L’Atalante (1934) Director: Jean Vigo

★★★☆☆
Jean Vigo was a 1930s French film director, and L’Atalante was his only feature length film. Vigo was only active from 1930-1934, and none of his films were commercial successes, leaving his wife ill and poor to the point that he was forced to sell his camera at one point. Vigo is often considered as a genius who died too soon. He died of tuberculosis in 1934, at age 29. L’Atalante was his final film and has been praised as one of the greatest films of all time.
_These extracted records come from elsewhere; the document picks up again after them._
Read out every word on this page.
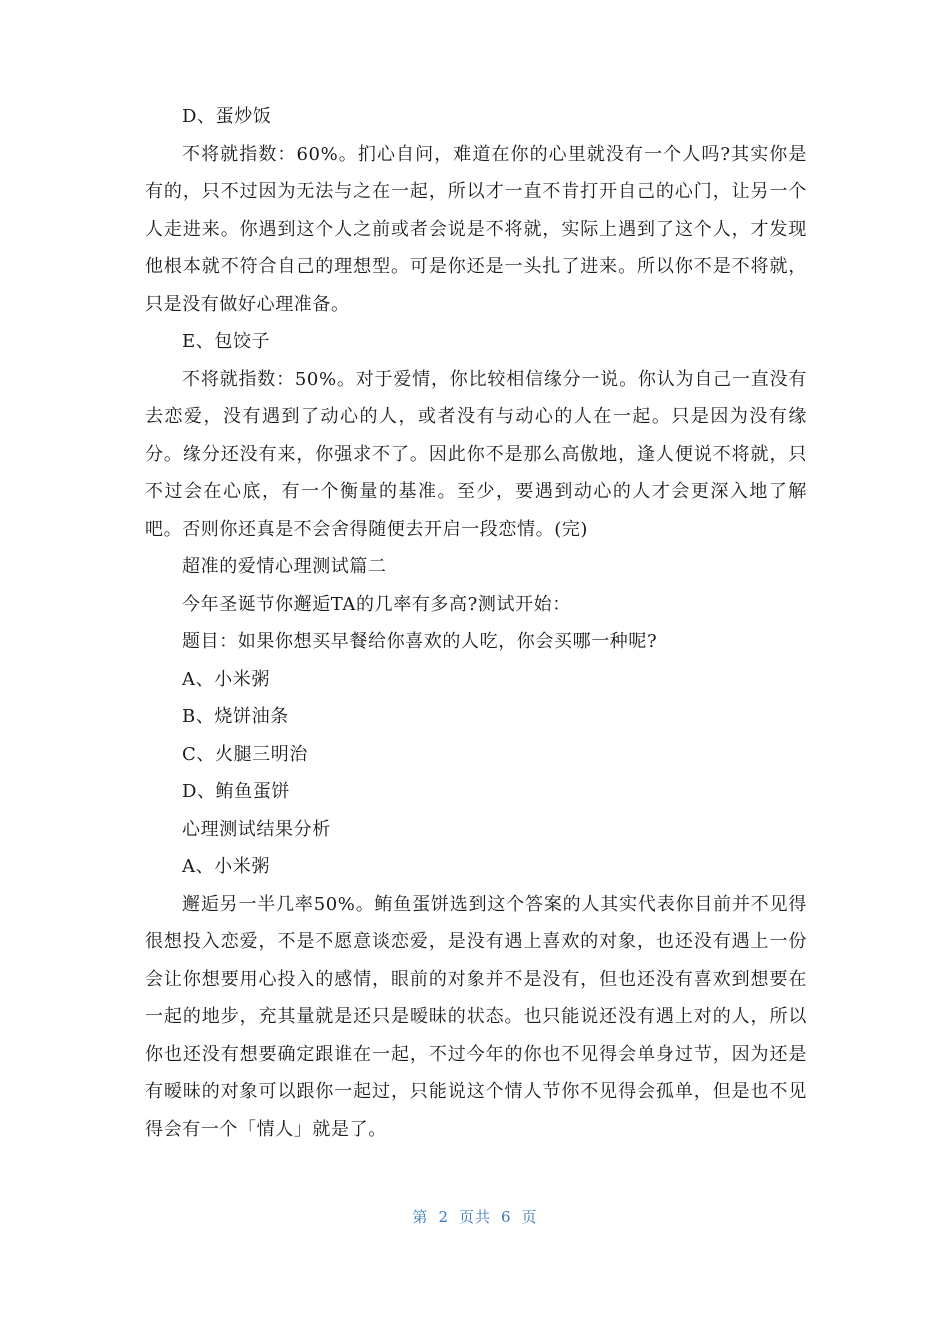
D、蛋炒饭

不将就指数：60%。扪心自问，难道在你的心里就没有一个人吗?其实你是有的，只不过因为无法与之在一起，所以才一直不肯打开自己的心门，让另一个人走进来。你遇到这个人之前或者会说是不将就，实际上遇到了这个人，才发现他根本就不符合自己的理想型。可是你还是一头扎了进来。所以你不是不将就，只是没有做好心理准备。

E、包饺子

不将就指数：50%。对于爱情，你比较相信缘分一说。你认为自己一直没有去恋爱，没有遇到了动心的人，或者没有与动心的人在一起。只是因为没有缘分。缘分还没有来，你强求不了。因此你不是那么高傲地，逢人便说不将就，只不过会在心底，有一个衡量的基准。至少，要遇到动心的人才会更深入地了解吧。否则你还真是不会舍得随便去开启一段恋情。(完)

超准的爱情心理测试篇二

今年圣诞节你邂逅TA的几率有多高?测试开始：

题目：如果你想买早餐给你喜欢的人吃，你会买哪一种呢?

A、小米粥

B、烧饼油条

C、火腿三明治

D、鲔鱼蛋饼

心理测试结果分析

A、小米粥

邂逅另一半几率50%。鲔鱼蛋饼选到这个答案的人其实代表你目前并不见得很想投入恋爱，不是不愿意谈恋爱，是没有遇上喜欢的对象，也还没有遇上一份会让你想要用心投入的感情，眼前的对象并不是没有，但也还没有喜欢到想要在一起的地步，充其量就是还只是暧昧的状态。也只能说还没有遇上对的人，所以你也还没有想要确定跟谁在一起，不过今年的你也不见得会单身过节，因为还是有暧昧的对象可以跟你一起过，只能说这个情人节你不见得会孤单，但是也不见得会有一个「情人」就是了。

第 2 页共 6 页
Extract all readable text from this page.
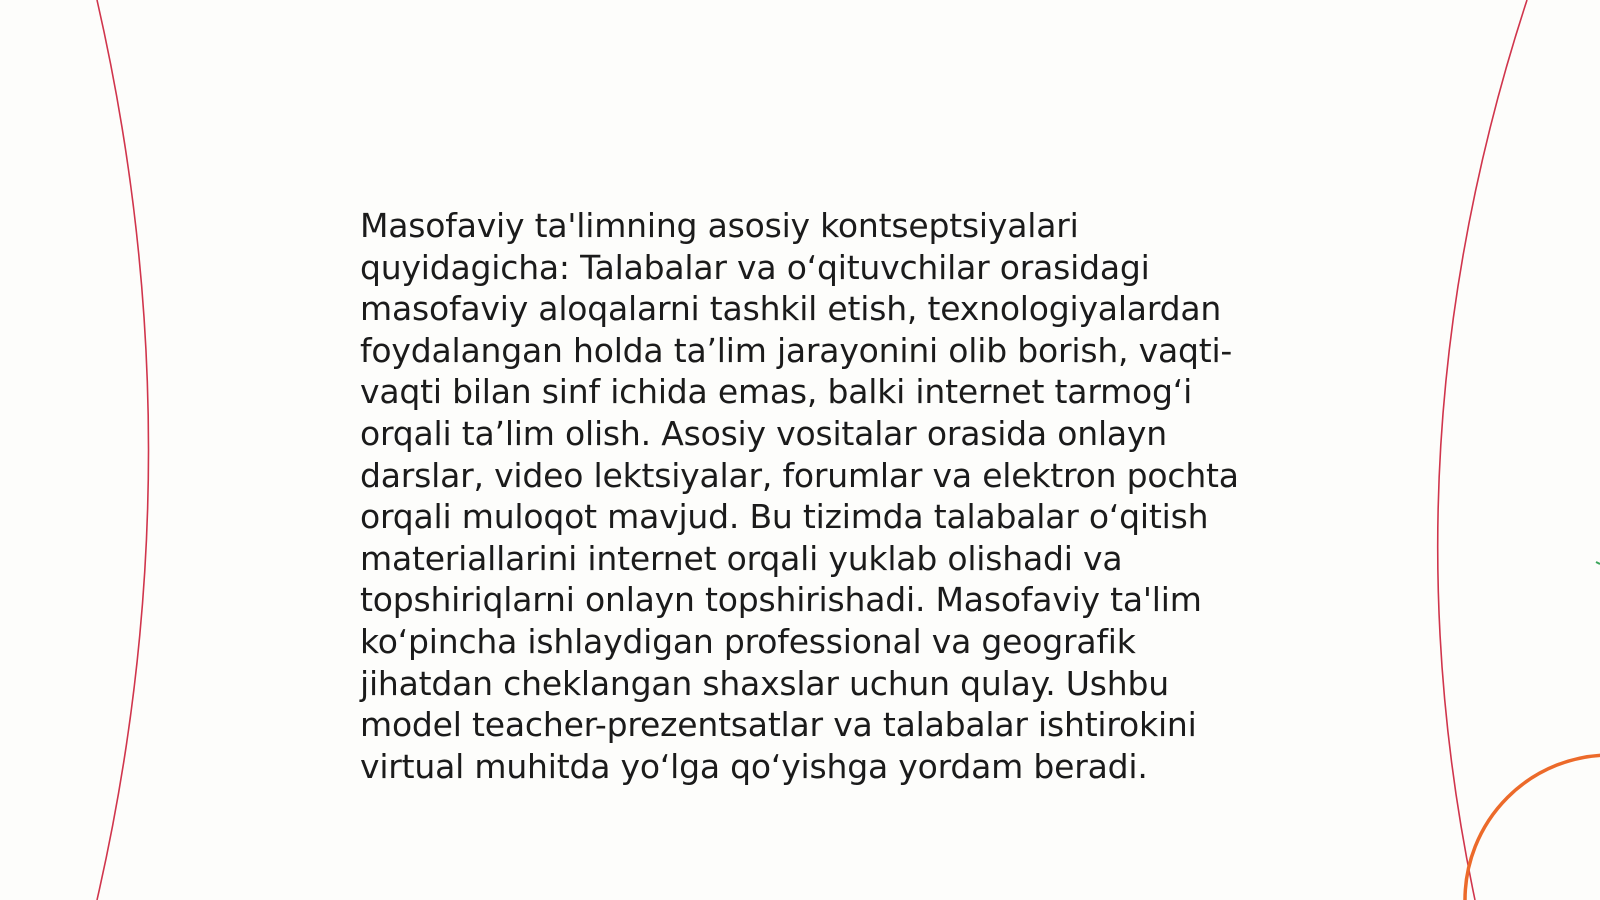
Masofaviy ta'limning asosiy kontseptsiyalari
quyidagicha: Talabalar va oʻqituvchilar orasidagi
masofaviy aloqalarni tashkil etish, texnologiyalardan
foydalangan holda taʼlim jarayonini olib borish, vaqti-
vaqti bilan sinf ichida emas, balki internet tarmogʻi
orqali taʼlim olish. Asosiy vositalar orasida onlayn
darslar, video lektsiyalar, forumlar va elektron pochta
orqali muloqot mavjud. Bu tizimda talabalar oʻqitish
materiallarini internet orqali yuklab olishadi va
topshiriqlarni onlayn topshirishadi. Masofaviy ta'lim
koʻpincha ishlaydigan professional va geografik
jihatdan cheklangan shaxslar uchun qulay. Ushbu
model teacher-prezentsatlar va talabalar ishtirokini
virtual muhitda yoʻlga qoʻyishga yordam beradi.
The dream-like film tells the story of Jean, a ship captain of the ship called “L’Atalante” (pronounced “lah-talaunt”), who gets married and moves aboard his ship with his wife. He has a moment of jealousy when he discovers his wife spending time with his first mate. They part ways while the ship is parked in Paris, but Jeane and Juliette eventually reunite in embrace. The film accurately captures the immediate highs and lows of romance, and marriage, in a charming fashion.
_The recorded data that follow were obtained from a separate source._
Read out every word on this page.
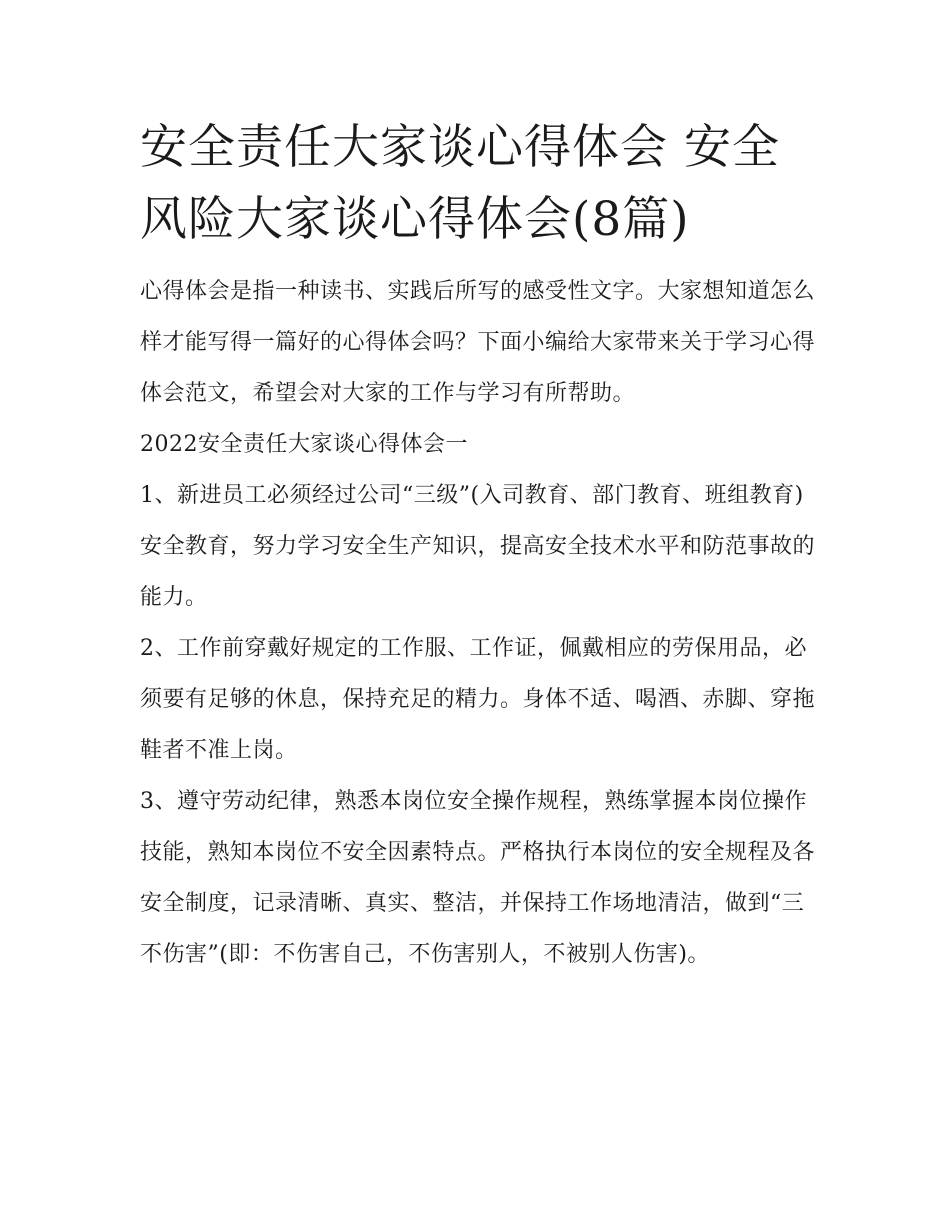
安全责任大家谈心得体会 安全风险大家谈心得体会(8篇)

心得体会是指一种读书、实践后所写的感受性文字。大家想知道怎么样才能写得一篇好的心得体会吗？下面小编给大家带来关于学习心得体会范文，希望会对大家的工作与学习有所帮助。

2022安全责任大家谈心得体会一

1、新进员工必须经过公司“三级”(入司教育、部门教育、班组教育)安全教育，努力学习安全生产知识，提高安全技术水平和防范事故的能力。

2、工作前穿戴好规定的工作服、工作证，佩戴相应的劳保用品，必须要有足够的休息，保持充足的精力。身体不适、喝酒、赤脚、穿拖鞋者不准上岗。

3、遵守劳动纪律，熟悉本岗位安全操作规程，熟练掌握本岗位操作技能，熟知本岗位不安全因素特点。严格执行本岗位的安全规程及各安全制度，记录清晰、真实、整洁，并保持工作场地清洁，做到“三不伤害”(即：不伤害自己，不伤害别人，不被别人伤害)。
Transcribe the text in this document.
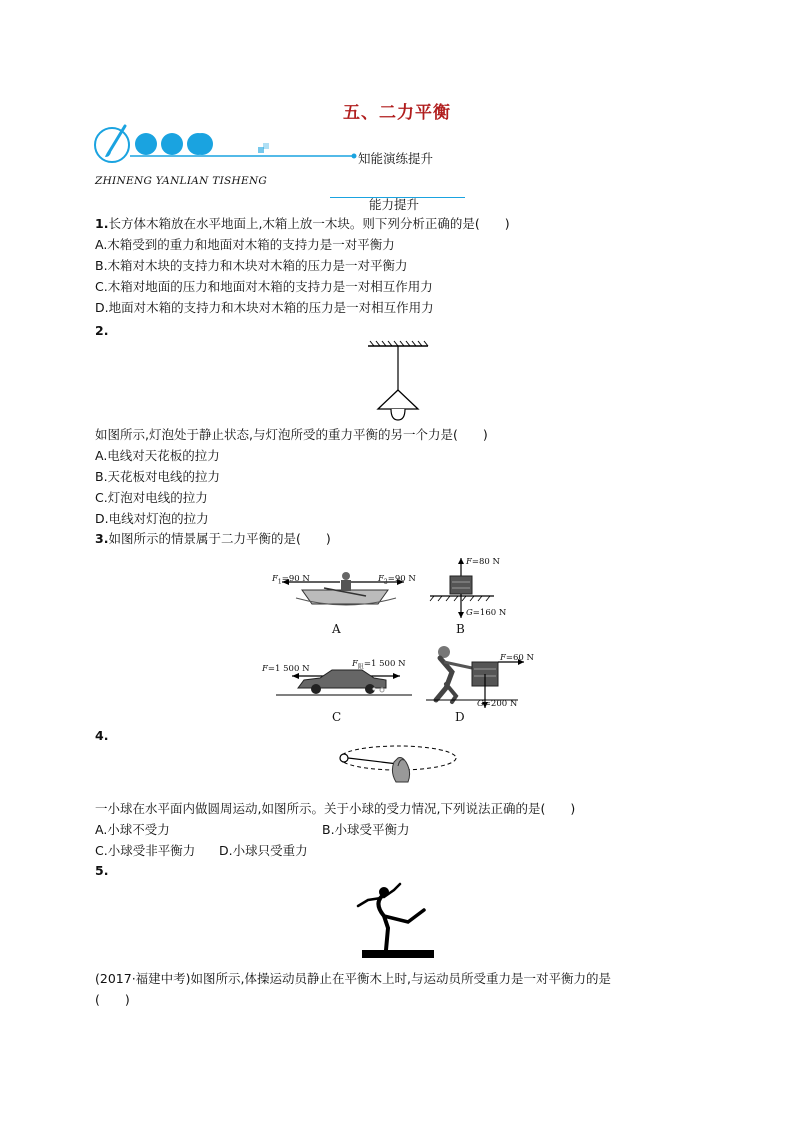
五、二力平衡
知能演练提升
ZHINENG YANLIAN TISHENG
能力提升
1.长方体木箱放在水平地面上,木箱上放一木块。则下列分析正确的是(　　)
A.木箱受到的重力和地面对木箱的支持力是一对平衡力
B.木箱对木块的支持力和木块对木箱的压力是一对平衡力
C.木箱对地面的压力和地面对木箱的支持力是一对相互作用力
D.地面对木箱的支持力和木块对木箱的压力是一对相互作用力
2.
如图所示,灯泡处于静止状态,与灯泡所受的重力平衡的另一个力是(　　)
A.电线对天花板的拉力
B.天花板对电线的拉力
C.灯泡对电线的拉力
D.电线对灯泡的拉力
3.如图所示的情景属于二力平衡的是(　　)
$F_1=90$ N	$F_2=90$ N
A
F=80 N
G=160 N
B
F=1 500 N	$F_阻=1$ 500 N
C
F=60 N
G=200 N
D
4.
一小球在水平面内做圆周运动,如图所示。关于小球的受力情况,下列说法正确的是(　　)
A.小球不受力	B.小球受平衡力
C.小球受非平衡力 D.小球只受重力
5.
(2017·福建中考)如图所示,体操运动员静止在平衡木上时,与运动员所受重力是一对平衡力的是
(　　)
L’Atalante is an odd film that fits well into the panoply of French cinema. At times, it can be difficult for a modern audience to engage with the film. However, the redeeming qualities are in the cinematography – scenes of dreams, underwater dancing, beautiful splicing and shimmering scenes of blissful love immediately following Jean’s wedding. Perhaps there is some partiality among critics for the background of the film – namely that Vigo caught tuberculosis during many of the wet and cold filming sequences for the film and died shortly after the film was completed.